Добрый вечер, мечты-исполины.
Вы такая нещадная рать!
Так приятно на вас наступать —
Вы на то и мечты, исполины…
Добрый вечер, угасшее пламя.
Проживи от зари до зари
И к рассвету опять не умри —
Так попробуй, угасшее пламя…
Добрый вечер, уснувшее утро.
Добрый вечер, наполненный день —
Знай, веками природная сень
Возрождается в светлое утро…
«Ты меня рисовала краской…»
Ты меня рисовала краской
На зеленой как в гражданскую войну каске дерева
По-тихоньку спустилась по позвоночнику ствола
Где живут букашки грибы и бактерии
А вместе с ними
Атомы ньютоны молекулы
И прочие циркулирующие частички
Вниз чтобы добраться до корней
Корни дубов как известно впиваются в синее птичье небо
Вплетаются в бесконечность
Но кто тебе сказал что я дуб
«На дальних рубежах ликует день…»
На дальних рубежах ликует день,
но птичья неотесанная стая
уже летит, все крылья набекрень,
туда, где плачет солнце, угасая…
На дальних рубежах густая ночь,
и тьма летит в пространства эпицентр.
Как жалко, что ее не превозмочь,
не одолеть бэкспейсом или энтер[1 - комп. клавиши для удаления лишних знаков].

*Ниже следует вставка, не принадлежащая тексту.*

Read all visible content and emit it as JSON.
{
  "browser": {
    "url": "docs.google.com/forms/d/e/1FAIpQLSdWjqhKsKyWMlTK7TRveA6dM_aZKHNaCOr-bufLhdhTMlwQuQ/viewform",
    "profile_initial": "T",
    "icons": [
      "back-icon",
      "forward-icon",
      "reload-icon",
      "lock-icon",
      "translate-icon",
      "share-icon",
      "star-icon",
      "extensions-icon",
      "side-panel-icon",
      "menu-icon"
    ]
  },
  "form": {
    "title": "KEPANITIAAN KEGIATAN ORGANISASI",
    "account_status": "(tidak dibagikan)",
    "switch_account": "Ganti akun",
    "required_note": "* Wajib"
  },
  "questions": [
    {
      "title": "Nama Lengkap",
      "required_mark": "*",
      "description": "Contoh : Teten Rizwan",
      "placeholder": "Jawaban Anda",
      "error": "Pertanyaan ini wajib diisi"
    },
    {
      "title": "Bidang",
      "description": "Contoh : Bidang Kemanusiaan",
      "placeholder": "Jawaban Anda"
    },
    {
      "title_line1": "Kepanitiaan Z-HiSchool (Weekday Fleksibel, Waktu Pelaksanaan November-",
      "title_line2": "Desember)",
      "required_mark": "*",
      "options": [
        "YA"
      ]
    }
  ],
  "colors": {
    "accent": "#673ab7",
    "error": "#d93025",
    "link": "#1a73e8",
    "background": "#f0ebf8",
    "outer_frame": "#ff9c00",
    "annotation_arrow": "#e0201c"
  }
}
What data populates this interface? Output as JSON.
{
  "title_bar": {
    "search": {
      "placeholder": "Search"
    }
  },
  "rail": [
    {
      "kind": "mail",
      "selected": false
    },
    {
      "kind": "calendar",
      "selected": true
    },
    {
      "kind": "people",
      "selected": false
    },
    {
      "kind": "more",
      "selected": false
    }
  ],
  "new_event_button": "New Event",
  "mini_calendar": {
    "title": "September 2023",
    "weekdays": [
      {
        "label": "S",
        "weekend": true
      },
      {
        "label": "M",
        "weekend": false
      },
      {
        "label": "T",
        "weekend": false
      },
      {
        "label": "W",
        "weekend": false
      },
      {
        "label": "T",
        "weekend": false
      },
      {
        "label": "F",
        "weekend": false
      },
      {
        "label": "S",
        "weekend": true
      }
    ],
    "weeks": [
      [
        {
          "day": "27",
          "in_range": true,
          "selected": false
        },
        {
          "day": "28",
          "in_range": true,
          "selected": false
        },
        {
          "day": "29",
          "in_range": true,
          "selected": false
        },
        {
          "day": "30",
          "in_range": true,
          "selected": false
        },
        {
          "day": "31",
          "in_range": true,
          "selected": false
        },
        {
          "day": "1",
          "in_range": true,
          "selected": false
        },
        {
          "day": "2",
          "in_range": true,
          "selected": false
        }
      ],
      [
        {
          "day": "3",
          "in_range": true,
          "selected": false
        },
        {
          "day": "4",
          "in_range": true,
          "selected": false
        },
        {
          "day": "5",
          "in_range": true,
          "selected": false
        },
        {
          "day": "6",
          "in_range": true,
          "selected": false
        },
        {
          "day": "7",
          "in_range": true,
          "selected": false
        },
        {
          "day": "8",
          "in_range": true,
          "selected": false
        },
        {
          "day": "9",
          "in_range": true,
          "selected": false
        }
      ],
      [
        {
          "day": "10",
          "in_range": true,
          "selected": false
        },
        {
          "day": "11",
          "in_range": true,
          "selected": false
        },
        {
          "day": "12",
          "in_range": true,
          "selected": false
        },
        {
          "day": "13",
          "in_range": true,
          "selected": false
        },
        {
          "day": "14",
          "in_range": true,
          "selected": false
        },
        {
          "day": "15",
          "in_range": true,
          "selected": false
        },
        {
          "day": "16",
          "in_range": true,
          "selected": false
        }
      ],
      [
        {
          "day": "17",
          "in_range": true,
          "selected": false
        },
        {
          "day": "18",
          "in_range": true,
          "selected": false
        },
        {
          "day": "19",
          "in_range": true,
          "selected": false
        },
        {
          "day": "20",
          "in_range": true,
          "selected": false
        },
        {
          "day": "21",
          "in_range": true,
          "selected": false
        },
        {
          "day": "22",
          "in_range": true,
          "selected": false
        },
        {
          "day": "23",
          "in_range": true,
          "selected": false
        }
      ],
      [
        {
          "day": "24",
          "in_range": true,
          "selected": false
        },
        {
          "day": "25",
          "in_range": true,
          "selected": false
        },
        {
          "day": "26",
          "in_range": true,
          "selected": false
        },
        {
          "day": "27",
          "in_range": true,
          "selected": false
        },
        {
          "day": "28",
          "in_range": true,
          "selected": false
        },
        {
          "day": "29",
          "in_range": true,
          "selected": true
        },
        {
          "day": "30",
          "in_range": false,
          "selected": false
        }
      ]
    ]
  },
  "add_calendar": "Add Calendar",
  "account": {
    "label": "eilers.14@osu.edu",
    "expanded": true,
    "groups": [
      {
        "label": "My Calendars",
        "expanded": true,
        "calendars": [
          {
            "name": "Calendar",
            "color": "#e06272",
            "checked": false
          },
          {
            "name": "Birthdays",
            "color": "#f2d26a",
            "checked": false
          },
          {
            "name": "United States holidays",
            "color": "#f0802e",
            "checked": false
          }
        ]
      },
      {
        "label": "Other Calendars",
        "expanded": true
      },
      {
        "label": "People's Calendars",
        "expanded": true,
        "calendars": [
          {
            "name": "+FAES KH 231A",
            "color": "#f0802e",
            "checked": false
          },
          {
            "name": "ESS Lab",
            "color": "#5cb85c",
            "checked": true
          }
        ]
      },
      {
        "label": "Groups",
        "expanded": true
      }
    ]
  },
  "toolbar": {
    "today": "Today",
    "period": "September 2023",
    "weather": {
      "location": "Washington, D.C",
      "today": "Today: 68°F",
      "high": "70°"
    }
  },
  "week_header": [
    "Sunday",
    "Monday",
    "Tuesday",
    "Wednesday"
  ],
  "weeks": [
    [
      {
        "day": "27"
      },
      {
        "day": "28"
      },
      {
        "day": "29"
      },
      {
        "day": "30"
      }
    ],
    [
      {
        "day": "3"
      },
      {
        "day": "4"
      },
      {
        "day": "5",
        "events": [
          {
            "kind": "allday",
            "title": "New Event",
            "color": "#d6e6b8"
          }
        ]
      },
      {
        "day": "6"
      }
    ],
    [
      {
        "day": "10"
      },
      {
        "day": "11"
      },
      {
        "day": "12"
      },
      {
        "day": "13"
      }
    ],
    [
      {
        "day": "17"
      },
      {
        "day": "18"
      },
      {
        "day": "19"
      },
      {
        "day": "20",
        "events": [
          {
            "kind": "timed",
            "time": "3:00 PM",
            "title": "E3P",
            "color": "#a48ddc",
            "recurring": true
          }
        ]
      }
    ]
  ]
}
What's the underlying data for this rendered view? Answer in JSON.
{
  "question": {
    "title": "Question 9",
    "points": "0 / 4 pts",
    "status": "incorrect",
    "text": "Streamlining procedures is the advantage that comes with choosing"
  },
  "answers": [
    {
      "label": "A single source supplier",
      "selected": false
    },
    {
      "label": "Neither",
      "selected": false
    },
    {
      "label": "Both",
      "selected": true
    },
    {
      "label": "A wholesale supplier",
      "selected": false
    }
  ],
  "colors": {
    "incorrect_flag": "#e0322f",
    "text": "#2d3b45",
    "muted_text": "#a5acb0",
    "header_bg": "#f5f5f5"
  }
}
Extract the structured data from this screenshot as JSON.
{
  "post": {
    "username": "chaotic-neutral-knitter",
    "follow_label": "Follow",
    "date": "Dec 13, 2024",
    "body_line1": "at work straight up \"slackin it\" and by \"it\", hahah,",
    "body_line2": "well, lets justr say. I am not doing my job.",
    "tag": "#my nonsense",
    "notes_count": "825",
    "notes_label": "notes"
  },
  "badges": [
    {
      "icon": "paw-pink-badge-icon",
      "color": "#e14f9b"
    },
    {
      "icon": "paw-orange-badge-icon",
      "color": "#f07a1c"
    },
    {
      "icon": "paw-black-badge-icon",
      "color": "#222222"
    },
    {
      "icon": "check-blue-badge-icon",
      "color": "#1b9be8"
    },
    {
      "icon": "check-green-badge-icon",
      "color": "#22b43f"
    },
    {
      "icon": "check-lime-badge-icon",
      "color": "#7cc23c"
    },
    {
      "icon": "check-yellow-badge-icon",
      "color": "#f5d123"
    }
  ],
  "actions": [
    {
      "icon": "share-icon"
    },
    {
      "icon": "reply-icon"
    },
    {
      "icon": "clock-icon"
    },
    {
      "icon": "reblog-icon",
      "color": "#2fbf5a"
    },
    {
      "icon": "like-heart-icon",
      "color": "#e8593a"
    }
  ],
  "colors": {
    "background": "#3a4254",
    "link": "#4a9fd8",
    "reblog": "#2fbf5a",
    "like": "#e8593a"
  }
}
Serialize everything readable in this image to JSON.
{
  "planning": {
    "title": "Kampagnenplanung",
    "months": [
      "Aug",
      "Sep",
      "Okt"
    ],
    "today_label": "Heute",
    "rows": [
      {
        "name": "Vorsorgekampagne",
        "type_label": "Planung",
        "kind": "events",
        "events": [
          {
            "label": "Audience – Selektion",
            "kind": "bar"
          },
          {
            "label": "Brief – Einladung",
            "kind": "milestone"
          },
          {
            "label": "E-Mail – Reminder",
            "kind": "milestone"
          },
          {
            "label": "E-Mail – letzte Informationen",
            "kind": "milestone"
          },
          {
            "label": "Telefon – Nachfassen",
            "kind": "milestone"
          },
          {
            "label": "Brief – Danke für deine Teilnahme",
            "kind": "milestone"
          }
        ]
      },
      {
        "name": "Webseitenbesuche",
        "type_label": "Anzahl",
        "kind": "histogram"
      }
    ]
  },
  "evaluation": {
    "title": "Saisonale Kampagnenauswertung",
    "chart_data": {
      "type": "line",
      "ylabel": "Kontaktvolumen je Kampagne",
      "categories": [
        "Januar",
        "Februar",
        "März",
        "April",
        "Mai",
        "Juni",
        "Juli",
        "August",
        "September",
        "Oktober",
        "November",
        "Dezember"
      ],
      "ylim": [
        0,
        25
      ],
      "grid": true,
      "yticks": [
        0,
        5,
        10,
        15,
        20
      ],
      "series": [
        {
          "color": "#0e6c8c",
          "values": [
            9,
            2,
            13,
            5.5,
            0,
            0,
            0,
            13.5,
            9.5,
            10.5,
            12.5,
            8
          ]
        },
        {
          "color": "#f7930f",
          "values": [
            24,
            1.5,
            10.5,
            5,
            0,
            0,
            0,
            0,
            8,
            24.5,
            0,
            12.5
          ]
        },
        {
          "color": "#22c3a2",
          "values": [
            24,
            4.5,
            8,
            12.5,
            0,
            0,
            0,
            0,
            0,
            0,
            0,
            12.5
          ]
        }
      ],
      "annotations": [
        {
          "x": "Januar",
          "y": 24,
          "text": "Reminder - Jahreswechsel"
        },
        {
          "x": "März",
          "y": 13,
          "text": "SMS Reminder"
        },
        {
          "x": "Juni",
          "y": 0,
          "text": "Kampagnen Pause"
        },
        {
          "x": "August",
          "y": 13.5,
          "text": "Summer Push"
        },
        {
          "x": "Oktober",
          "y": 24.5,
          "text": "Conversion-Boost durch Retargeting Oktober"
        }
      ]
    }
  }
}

«По сенокосу слов блуждала ветром сорванная с места туника…»
По сенокосу слов блуждала ветром сорванная с места туника
Горящей азбуки
А совсем рядом в песке торчала буква
Она была словно статуя
Из краев пальмиры
Жесткая твердая
Молчаливая
Многозначная
Неоднородная спиралевидная человекоподобная уродливая старая
Стекающая плевком со стены небес
Открывающая двери и уходящая
Истекающая кровью
Пророщенная на песке и расцветшая
В ладонях Мойсеевых
Выращенная солнцем
На убой
«Когда-то ворон был прибрежной чайкой…»
Когда-то ворон был прибрежной чайкой
И вглядывался в пенную лазурь.
На бреге, обнесенном голой галькой,
Растет багряник, сын дождя и бурь.
Настанет зной, и облик свой насупит
Безлюдный край, обитель слез и туч.
Кружится ворон. Завтра не наступит —
Сегодняшний час мрака всемогущ.
На берегу трясутся, словно зайцы,
Напуганные напрочь три куста.
Дары несут презренные данайцы,[2 - крыл. выражение «дары данайцев»]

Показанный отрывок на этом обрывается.